コンタクト
莉子と帰宅中のあん子は、先に帰った二人のことが気になってならなかった。
本当ならば一人で帰り、部屋の掃除をしてから夏村を迎えに行って驚かせる、という自分が考えられる精一杯のサプライズをやりたかったのだが、家も近所なので莉子と帰るしかなかった。
――夏村サン、オコッチャッタカナ?
「――ない!」
莉子から話し掛けられても生返事でかえし……
「イタッ!」
……ていたが、それがあだとなり電柱にぶつかってしまうという、アニメなどでよくあるパターンが起きてしまった。
「イタタ、オデコ、イタイデス……」
「大丈夫? 危ないって注意したんだけど、ぼーっとしてたみたいだけど、どうしたのさ?」
「ンー、夏村サン、キニナッテマシタ」
「僕さー、怪しいと思うんだ」
「ナニガ、デスカ?」
おでこをさすっていると、意外な名前がでてきた。
「久遠椎菜だよ」
「椎菜サンガ?」
怪しいというなら、夏村の異常なまでのロールケーキ好きかと思っていたが。
「そ。さっきは泣きながらどっかに行ったと思えば、今度はケロッとした顔でなっちゃんのことを誘ってさ。なんか裏があるんじゃないかなーって」
「ウラ、デスカー」
莉子が言っていることはいまいち理解できない。
しかし、あん子がロボットであることは話さないように教え込まれてる&プログラムされているため、ここで莉子が言っている裏がどうこうというのは、隠し事と同じだろうと推測できる。

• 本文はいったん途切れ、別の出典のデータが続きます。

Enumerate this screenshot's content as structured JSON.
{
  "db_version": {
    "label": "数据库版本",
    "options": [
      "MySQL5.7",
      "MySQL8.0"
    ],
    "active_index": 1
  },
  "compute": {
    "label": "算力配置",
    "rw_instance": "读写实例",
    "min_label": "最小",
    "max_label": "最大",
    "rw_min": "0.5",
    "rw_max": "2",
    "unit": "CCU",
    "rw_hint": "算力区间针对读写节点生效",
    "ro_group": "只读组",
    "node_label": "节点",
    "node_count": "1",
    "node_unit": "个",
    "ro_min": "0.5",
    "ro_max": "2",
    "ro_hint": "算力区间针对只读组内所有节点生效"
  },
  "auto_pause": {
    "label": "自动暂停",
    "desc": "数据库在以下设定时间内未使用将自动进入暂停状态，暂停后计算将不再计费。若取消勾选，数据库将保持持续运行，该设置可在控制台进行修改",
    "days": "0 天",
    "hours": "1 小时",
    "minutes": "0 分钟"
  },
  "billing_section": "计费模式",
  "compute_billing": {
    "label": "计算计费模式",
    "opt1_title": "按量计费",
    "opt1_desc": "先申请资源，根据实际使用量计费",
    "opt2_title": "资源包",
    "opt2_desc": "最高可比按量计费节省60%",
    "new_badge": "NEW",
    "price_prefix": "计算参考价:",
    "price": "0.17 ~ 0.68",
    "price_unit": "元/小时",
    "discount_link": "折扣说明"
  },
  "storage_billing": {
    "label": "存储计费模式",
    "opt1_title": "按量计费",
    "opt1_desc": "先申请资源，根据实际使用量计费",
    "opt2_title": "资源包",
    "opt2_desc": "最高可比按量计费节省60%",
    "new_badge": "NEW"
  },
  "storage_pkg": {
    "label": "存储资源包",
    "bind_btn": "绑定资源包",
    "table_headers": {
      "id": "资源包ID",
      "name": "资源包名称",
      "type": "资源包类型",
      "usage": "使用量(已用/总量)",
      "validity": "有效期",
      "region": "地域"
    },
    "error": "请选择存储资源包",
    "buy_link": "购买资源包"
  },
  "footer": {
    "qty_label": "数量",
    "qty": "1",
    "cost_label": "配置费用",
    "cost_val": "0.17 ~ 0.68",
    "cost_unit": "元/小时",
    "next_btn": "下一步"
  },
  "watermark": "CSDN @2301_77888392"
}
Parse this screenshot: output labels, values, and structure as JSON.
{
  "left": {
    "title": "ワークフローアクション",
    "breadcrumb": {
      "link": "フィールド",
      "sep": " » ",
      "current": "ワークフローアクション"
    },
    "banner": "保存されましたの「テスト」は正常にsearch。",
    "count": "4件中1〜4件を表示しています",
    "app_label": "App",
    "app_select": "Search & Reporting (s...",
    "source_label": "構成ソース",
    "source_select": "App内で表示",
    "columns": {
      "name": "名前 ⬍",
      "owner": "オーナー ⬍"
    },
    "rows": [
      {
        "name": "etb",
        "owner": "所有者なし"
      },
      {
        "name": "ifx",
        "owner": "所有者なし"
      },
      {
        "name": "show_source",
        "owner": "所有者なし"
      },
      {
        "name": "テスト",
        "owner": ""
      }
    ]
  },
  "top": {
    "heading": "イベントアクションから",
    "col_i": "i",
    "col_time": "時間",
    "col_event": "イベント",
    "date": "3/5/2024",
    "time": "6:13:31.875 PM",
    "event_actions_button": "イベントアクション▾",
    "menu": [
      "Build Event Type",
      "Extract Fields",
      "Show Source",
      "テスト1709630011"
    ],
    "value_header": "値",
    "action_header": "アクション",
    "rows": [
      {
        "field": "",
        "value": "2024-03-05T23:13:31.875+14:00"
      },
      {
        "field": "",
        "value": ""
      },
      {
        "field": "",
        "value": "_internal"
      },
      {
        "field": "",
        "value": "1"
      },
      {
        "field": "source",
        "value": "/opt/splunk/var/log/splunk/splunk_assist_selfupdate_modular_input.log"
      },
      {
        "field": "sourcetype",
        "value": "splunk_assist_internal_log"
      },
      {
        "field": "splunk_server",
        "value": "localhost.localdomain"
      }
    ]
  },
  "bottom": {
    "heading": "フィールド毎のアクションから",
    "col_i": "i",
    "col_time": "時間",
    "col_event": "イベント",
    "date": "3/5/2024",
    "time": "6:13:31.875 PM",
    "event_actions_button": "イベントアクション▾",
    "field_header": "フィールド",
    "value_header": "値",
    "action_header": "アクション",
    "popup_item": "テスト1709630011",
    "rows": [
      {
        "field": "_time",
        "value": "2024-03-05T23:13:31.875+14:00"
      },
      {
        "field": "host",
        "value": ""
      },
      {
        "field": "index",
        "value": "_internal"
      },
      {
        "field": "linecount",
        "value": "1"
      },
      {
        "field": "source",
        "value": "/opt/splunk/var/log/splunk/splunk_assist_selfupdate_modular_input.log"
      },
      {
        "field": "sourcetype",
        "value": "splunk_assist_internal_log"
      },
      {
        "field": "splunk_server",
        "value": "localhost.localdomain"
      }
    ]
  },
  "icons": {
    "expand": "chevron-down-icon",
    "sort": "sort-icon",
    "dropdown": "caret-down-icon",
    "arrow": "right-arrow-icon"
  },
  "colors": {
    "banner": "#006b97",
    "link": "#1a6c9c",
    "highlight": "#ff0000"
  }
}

もし裏を探られ、ロボットだということを知られたら、自分も困るし夏村も困る。
だが、本物の人になるためには色んな人間の隠し事も知らないといけないのだろうか。
「ン、ンー、アマリサグラナイホウガ、イイノデハ?」
「あん子はそう考えるのかー。じゃあおとなしく帰ろ」
「ソウシマショ」
そんな会話をしてるうちに、自宅前に着いた。
☆★☆★☆
あん子を見送り、特徴である赤メガネを外し、ポケットに忍ばせておいたコンタクトを装着する。
鏡でしっかりと自分の姿を確認し、家モードの小波莉子であるかを見る。
「これで、いい」
外門を開け、飛び石を歩く。
いくつかの飛び石を歩くと、玄関につく。
小波家では、帰宅する者は必ずインターホンを押すという決まりがある。
莉子を溺愛する母が、莉子かどうかを入念に確認するためだそう。
しかし、溺愛しているとはいえ、莉子の母は暴力を振るう人である。
自分の思う通りに莉子が成長しなかったら、莉子を殴るのだ。
ピンポーン。
莉子がインターホンを鳴らす。
「はい」
母がでた。
「お母さん、莉子だよ? ただいま」
「あら莉子ちゃん? おかえりなさい。ママね、今日は莉子ちゃんのために、アップルパイを焼いたのよ。うふふ、張り切ったのよ♪」
「そうなんだ。莉子、ママが焼いたアップルパイだ〜いすきだから、早く食べたいなあ」
「そうね、紅茶と一緒に食べましょう。今カギ開けるわね」
莉子は、外モードと家モードとで、性格が全くちがう。
というより、メガネを外すと性格と人が変わる。
メガネをかけていると、運動神経抜群な強気の少女になり、メガネを外してコンタクトにすると、勉強ができて弱気な少女になる。
扉が重たそうに開き、母が出迎える。
「莉子ちゃんおかえり。さ、鞄を貸してちょうだい。リビングに持って行ってあげるわ。莉子ちゃんは手を洗ってきなさいな。ママは紅茶をいれるわね」
石鹸でごしごしと手を洗う。
莉子は紅茶があまり好きではない。
本当ならば飲みたくないが、断ると殴られるため飲むしかない。
「ママ。手洗ってきたよ。莉子ね、しっかり石鹸つけて洗ったんだ」
「偉いわね莉子ちゃん、さ、いただきましょう」
「いただきまーす。はむ、はむ、んー、美味しい! ママ、また腕上げたね!」
「ありがとう莉子ちゃん。莉子ちゃんは世界で一番可愛い娘よ」
莉子は毎日、家に帰るたびに演技をしている。